The total flow of capital into those markets skyrocketed during the first half of 2015 compared with a year earlier. Wise investment or herd mentality? That’s tough question, but it’s also useful to think of the cities in historical terms: London, the international financial nexus, a legacy of the world-spanning British Empire; and New York, financial hub of what’s still the largest national economy in the world by far. Both places have attracted deep-pocketed investors for centuries.
In any case, RCA reported that $36.8 billion in CRE traded in metro New York in the first half of this year, up some 59 percent year-over-year. For greater London, the total was was $29.7 billion, an increase of 48 percent compared with the H1 2014. Besides their status as financial capitals, the two megalopolises also happen to be in “save haven” countries, at least as understood by wealthy investors in less stable parts of the world. The cities furthermore have a post-recession track record of rental growth, and the thinking is that will likely continue.

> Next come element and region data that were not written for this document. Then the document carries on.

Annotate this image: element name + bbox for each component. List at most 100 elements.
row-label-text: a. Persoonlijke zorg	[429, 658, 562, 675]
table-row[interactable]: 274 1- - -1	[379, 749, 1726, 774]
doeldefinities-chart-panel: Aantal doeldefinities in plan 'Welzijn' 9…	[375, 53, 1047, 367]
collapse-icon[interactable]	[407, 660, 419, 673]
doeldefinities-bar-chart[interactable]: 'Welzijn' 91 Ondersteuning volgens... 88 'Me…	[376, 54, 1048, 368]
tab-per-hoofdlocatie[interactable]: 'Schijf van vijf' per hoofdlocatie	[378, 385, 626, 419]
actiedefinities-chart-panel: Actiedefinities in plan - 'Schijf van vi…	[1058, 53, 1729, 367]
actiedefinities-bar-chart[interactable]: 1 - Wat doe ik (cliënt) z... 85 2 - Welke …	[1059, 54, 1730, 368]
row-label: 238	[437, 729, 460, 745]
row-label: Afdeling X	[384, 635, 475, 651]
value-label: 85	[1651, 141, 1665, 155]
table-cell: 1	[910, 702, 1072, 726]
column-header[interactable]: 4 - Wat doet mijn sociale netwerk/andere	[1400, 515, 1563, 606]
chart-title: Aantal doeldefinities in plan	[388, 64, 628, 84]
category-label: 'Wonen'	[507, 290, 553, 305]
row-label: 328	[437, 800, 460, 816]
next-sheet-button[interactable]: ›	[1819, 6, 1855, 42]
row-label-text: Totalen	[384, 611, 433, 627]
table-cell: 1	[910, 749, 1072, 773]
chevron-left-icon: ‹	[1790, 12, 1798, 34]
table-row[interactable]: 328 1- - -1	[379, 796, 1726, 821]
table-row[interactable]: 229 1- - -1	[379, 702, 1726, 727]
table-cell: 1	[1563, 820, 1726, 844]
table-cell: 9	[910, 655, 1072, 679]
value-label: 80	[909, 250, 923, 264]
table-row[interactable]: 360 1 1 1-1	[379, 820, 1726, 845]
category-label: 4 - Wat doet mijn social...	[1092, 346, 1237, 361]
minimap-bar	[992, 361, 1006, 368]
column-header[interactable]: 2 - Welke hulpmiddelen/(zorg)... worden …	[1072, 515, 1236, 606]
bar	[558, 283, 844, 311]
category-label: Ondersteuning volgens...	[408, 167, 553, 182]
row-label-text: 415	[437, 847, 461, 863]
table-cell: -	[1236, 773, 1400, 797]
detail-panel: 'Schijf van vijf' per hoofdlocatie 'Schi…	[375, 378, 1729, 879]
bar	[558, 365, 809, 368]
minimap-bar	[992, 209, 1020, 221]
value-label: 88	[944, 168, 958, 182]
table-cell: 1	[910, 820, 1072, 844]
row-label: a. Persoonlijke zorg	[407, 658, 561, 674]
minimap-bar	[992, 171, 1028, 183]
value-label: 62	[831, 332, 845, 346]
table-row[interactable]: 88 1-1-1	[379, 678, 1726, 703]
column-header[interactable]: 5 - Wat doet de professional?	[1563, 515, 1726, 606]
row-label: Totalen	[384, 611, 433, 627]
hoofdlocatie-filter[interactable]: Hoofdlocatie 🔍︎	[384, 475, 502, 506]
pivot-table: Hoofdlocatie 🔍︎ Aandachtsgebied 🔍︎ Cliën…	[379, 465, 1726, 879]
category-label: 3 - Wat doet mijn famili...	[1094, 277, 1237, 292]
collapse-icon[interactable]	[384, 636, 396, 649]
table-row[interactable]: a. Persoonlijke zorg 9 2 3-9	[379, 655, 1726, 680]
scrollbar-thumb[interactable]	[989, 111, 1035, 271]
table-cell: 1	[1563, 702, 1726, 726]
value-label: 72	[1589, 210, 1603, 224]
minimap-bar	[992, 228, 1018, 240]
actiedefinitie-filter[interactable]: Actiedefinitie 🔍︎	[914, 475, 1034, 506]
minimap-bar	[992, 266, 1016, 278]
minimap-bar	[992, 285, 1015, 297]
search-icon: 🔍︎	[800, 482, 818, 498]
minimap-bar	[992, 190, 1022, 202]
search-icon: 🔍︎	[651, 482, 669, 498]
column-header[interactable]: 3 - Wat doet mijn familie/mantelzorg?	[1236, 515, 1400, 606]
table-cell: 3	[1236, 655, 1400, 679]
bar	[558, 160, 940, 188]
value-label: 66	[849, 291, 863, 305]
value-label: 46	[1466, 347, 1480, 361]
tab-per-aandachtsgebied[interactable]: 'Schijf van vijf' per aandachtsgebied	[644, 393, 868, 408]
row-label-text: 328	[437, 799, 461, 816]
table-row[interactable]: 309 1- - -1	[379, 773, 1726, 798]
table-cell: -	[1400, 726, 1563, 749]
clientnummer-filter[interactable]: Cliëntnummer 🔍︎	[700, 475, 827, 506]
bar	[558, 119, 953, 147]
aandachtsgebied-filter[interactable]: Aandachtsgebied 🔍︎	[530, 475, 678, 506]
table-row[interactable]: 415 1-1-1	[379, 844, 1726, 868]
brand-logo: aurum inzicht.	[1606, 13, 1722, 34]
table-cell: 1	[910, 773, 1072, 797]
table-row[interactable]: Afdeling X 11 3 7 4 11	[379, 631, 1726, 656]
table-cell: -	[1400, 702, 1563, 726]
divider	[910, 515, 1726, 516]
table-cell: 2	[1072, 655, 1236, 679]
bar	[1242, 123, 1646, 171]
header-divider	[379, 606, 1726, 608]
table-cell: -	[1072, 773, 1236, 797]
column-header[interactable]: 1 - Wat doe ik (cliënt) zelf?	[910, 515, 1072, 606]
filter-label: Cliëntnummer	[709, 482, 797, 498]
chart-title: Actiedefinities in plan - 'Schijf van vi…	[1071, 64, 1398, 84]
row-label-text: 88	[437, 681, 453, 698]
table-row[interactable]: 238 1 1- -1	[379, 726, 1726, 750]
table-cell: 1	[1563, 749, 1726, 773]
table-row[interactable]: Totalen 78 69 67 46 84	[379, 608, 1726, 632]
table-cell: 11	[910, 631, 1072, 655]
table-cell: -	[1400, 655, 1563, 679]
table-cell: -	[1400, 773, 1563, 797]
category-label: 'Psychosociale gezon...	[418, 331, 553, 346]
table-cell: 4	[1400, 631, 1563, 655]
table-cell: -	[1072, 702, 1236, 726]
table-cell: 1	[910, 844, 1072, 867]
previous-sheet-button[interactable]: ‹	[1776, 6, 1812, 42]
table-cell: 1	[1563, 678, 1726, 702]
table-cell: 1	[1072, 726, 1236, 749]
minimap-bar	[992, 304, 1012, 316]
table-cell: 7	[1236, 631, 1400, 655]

Interestingly enough, investment in some other top 10 cities has dropped. Tokyo’s sales volume fell 21 percent in H1 2015 compared with last year, while Paris dropped off 34 percent, Hong Kong declined 26 percent, and Sydney fell 20 percent. On the other hand, a number of markets are growing in investment sales (all year-over-year comparisons for the first half): Los Angeles, up 25 percent to $16.9 billion; San Francisco, up 30 percent to $15.9 billion; and Chicago, up 94 percent. Atlanta, Boston, Dallas, Houston, Seattle and Washington DC also enjoyed double-digit increases.
Then there’s Florida. Miami’s been attracting Latin American capital since the days of Henry Flagler, but the post-recession years have seen an especially high volume. This is due to a confluence of rapid economic growth in certain Latin countries, such as Brazil, and political uncertainty in others, such as Venezuela. Also, in even more recent times, investors have returned to South Florida from the Northeastern US, Canada, the EU — and now investors from China are discovering a renewed interest in Florida commercial properties (to go along with an interest in residential properties). According to RCA, South Florida, mainly but not only Miami, experienced a rise in investment of 88 percent to $7.1 billion during the first half of the year, compared with 2014. Investment in Orlando properties was a whopping 280 percent higher in 1H 2015, at $3.8 billion, than it was during the first half of last year.